La femme du coach lui offre un jour une boîte de maquillage. Désormais Toom combattra maquillé. Il subit les moqueries de ses adversaires. Et moquerie est un euphémisme. Le cinéaste réussit pourtant dans ses scènes un peu dures à apporter de l’humour. L’entraîneur n’était pas partisan du maquillage et des fanfreluches qu’arbore Toom, mais un constat s’impose : Toom reste un grand champion, même maquillé. Le seul conseil que donnera l’entraîneur à ce sujet est que Toom devrait s’acheter du maquillage waterproof. Parce que la sueur fait couler le mascara.

Dès lors, Toom deviendra la coqueluche des médias thaïs. Et Toom va se présenter en tant que Pirinya. Ses manières et ses vêtements deviendront de plus en plus excentriques et sa crédibilité en prendra un coup.

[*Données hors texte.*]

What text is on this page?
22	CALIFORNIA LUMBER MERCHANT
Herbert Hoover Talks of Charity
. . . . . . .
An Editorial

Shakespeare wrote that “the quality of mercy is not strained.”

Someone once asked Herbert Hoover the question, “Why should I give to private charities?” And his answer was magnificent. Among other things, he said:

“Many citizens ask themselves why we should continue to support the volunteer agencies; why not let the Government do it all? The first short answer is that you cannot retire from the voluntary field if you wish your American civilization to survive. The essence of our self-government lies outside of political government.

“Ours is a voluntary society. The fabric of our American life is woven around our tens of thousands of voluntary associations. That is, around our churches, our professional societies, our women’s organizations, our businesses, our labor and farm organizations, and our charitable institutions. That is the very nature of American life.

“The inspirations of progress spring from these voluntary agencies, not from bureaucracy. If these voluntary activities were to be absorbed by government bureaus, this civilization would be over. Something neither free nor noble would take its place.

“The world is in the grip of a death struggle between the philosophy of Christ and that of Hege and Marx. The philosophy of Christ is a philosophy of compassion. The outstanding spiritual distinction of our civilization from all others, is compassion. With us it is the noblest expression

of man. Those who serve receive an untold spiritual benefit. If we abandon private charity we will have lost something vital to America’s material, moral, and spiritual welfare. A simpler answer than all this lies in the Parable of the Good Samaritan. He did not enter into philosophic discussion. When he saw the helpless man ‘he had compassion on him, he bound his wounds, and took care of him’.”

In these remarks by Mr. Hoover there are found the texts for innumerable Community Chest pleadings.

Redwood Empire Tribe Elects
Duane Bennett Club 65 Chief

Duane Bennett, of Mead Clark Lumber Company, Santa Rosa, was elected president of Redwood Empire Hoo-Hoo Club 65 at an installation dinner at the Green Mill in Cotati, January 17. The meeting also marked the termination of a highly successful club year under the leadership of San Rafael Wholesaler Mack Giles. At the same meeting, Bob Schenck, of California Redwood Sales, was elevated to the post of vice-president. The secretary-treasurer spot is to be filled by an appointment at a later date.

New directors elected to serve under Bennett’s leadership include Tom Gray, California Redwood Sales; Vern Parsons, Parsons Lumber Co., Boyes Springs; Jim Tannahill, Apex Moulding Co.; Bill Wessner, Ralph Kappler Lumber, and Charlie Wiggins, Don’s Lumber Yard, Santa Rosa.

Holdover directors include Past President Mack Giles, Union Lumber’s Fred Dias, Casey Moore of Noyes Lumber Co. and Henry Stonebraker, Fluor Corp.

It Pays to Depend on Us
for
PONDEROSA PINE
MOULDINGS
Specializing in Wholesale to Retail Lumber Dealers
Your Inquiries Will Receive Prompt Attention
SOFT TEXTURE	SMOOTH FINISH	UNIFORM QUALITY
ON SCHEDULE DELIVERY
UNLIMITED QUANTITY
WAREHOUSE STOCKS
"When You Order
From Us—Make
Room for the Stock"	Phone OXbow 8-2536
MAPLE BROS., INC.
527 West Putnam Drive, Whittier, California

Le boxeur ne deviendra rien d’autre qu’une caricature aux yeux de tous, devant cette surenchère de la presse. Le cinéaste n’accable ni Toom, ni la presse, mais décrit précisément la grandeur et la décadence du jeune homme. Mais ce qu’il décrit le mieux est le désespoir de Toom, ou plutôt de Pirinya. Il devient une bête de foire. Jusqu’à ce qu’il prenne la décision de se faire opérer pour oublier définitivement sa vie d’homme.